En la escena teatral guatemalteca donde el telón se levanta entre obstáculos y esperanzas, Ricardo Martínez —director, productor y dramaturgo— es intérprete imprescindible para entender el estado actual del teatro. Poseedor de experiencias y una mirada crítica, pero apasionada, no solo alerta de las limitaciones físicas y estructurales que enfrenta el arte escénico, sino que también señala las grietas invisibles: la improvisación sin formación y la falta de relevo generacional.
En esta entrevista con el Diario de Centro América invita a mirar el arte escénico no como lujo, sino como una necesidad urgente. La convicción de que sobre las tablas se refleja, cuestiona y transforma la sociedad misma.
¿Cuáles son los desafíos y logros de la profesión teatral?
Considero que lo principal a lo que nos enfrentamos son los espacios limitados y los pocos existentes son costosos. Lo segundo, es que hay demasiada improvisación, los profesionales manifiestan su desinterés al trabajar con personas sin trayectoria, que no son egresados de academia, lo cual va en detrimento de la calidad del espectáculo y principalmente del hecho estético.
¿Cómo inyecta a la cultura las artes escénicas?
Sobre el escenario vamos a ver reflejado lo que acontece en la sociedad de la cual el teatro surge, emana y se desarrolla en la misma. Son pocos los dramaturgos que se han interesado en poner sobre el escenario lo que está aconteciendo.
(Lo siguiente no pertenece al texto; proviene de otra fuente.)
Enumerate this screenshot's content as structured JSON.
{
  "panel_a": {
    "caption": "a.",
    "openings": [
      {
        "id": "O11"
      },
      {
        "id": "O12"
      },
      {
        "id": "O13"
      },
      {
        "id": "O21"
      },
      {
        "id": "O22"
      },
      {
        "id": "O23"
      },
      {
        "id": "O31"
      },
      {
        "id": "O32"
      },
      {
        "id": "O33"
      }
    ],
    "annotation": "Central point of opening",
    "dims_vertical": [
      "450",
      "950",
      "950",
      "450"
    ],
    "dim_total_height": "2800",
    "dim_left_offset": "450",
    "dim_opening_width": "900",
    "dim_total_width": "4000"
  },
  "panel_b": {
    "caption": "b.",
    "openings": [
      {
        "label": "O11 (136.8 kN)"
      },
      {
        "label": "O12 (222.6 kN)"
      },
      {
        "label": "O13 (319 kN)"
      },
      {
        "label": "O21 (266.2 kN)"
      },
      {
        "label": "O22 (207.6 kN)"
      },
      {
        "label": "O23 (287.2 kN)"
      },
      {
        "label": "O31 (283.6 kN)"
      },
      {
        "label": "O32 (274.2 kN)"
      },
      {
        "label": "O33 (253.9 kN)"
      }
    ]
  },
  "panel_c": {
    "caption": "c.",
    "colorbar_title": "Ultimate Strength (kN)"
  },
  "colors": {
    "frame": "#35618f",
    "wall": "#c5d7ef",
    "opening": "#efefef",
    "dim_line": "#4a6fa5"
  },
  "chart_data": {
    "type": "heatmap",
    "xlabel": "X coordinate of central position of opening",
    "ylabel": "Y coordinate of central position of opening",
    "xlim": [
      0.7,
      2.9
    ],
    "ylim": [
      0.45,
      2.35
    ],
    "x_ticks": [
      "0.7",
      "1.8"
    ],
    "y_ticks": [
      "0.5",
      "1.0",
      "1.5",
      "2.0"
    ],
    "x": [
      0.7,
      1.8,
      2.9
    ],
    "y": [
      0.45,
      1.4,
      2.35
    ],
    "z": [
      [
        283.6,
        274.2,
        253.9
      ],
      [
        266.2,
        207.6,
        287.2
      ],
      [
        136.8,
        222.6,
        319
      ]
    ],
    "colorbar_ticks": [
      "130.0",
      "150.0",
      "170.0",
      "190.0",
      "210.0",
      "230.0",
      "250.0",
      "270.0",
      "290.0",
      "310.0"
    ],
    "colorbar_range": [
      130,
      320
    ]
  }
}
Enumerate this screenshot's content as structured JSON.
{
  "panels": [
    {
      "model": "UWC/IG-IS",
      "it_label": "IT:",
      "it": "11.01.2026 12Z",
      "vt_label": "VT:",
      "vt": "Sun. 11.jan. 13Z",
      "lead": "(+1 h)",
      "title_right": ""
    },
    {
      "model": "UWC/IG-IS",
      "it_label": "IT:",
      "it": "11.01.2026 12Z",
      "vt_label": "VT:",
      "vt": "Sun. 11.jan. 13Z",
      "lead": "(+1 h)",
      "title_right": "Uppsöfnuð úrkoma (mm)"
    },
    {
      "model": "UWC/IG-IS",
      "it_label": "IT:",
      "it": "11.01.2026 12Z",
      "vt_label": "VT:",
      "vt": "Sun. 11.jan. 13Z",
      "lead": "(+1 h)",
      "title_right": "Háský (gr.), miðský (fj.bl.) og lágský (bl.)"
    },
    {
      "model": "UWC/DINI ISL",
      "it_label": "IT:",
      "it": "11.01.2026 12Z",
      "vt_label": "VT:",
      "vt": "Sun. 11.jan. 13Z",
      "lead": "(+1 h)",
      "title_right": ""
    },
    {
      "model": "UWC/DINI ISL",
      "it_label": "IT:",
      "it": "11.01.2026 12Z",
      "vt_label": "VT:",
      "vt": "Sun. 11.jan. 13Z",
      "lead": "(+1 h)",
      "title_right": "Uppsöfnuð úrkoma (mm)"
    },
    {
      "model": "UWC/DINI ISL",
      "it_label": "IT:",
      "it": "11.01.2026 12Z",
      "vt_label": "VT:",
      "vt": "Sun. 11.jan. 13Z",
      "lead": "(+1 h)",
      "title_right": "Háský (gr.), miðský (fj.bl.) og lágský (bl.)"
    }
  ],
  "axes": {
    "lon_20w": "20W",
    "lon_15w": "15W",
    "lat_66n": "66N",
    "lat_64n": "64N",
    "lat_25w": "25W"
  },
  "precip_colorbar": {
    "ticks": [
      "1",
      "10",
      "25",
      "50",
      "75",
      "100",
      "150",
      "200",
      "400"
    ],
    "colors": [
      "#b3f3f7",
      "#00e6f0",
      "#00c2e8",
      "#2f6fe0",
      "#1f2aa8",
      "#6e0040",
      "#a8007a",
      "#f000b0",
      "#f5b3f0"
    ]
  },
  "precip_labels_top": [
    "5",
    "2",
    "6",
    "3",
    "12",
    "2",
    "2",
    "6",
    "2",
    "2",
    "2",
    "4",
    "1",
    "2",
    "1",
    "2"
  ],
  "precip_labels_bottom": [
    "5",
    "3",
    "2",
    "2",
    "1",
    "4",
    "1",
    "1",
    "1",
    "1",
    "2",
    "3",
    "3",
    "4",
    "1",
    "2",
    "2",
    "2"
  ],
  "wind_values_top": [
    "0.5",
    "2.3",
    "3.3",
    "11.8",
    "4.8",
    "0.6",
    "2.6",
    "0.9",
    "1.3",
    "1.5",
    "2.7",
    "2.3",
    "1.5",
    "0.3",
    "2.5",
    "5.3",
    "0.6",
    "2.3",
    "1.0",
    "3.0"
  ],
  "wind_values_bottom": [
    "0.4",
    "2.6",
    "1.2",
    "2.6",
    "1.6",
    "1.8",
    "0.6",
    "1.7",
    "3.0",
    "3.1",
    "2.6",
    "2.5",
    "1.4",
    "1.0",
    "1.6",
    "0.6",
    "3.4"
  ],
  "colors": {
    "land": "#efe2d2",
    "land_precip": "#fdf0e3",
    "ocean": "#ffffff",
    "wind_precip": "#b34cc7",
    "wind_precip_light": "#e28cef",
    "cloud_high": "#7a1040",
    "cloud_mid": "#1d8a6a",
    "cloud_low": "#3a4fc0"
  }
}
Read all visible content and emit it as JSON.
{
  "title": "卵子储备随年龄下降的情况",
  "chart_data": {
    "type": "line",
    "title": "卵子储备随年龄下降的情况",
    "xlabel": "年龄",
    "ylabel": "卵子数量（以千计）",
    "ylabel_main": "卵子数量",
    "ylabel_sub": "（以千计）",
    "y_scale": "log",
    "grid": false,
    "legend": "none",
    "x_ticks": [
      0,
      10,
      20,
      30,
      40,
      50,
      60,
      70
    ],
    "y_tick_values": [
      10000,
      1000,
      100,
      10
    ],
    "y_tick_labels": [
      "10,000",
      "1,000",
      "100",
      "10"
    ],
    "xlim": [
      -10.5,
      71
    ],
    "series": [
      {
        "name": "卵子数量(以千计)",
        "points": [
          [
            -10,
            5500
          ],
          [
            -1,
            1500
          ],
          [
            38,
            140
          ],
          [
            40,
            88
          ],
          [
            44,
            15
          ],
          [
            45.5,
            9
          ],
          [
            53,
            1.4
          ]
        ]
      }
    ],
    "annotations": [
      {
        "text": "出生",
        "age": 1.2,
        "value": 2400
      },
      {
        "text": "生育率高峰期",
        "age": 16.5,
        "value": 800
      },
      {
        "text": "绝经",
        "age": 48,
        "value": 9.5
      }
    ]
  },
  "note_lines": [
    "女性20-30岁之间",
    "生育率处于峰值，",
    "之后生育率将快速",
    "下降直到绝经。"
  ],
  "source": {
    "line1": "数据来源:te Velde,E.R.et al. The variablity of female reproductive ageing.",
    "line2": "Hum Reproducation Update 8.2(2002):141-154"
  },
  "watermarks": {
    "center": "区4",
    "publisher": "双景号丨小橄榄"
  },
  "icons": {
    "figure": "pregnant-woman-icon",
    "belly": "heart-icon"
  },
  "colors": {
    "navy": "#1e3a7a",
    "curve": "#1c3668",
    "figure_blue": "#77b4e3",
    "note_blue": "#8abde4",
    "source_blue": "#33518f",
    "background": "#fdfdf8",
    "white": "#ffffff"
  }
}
Quizás uno de ellos sea el grupo de Jorge Ramírez, que tiene una trayectoria continuada desde que comenzó en 1979 con la Epopeya de las Indias Españolas.
¿Por qué ha disminuido el teatro estudiantil?
Por supuesto, para quienes nos dedicamos a esta profesión, sacar una obra de teatro y llevarla al colegio, por el amor de Dios, vamos a encontrar muchas limitaciones. No hay luces, amplificador de audio, tramoya; entonces, lo estético decrece. También Llevar a un colegio a la sala teatral es un dolor de cabeza por los trámites ante el Ministerio de Educación.
Como dramaturgo, ¿Cuál es su proceso de investigación?
Tengo el compromiso de presentar la pieza teatral, analizo y defino el tema; luego comienzo a leer al respecto, se llevará de cuatro, cinco o seis meses posiblemente. Y en algún momento sentarme ante la computadora para escribir todo lo que se me viene a la cabeza.
La temática varía como la que escribí de Tierra de leyendas que hablaba de el Sombrerón, la Llorona, el Cadejo, los Penitentes, etcétera. Para ello, platiqué hace muchos años con el antropólogo Celso Lara, quien me daba indicaciones y correcciones; además, me sugirió que hablara con Héctor Gaitán. Todo es parte del proceso investigativo para poner en escena una teorización sólida alrededor del asunto.
¿Qué nos deja sobre el arte escénico?
La principal preocupación para quienes nos dedicamos a escribir es que somos escasos en el país, no vemos quién va a sucedernos. Nosotros estamos tratando de seguir el trabajo que hizo gente como María Luisa Aragón, Carmen Escobar, Manuel Galich, pero ya no hay dramaturgos, no veo quién está escribiendo teatro para adultos.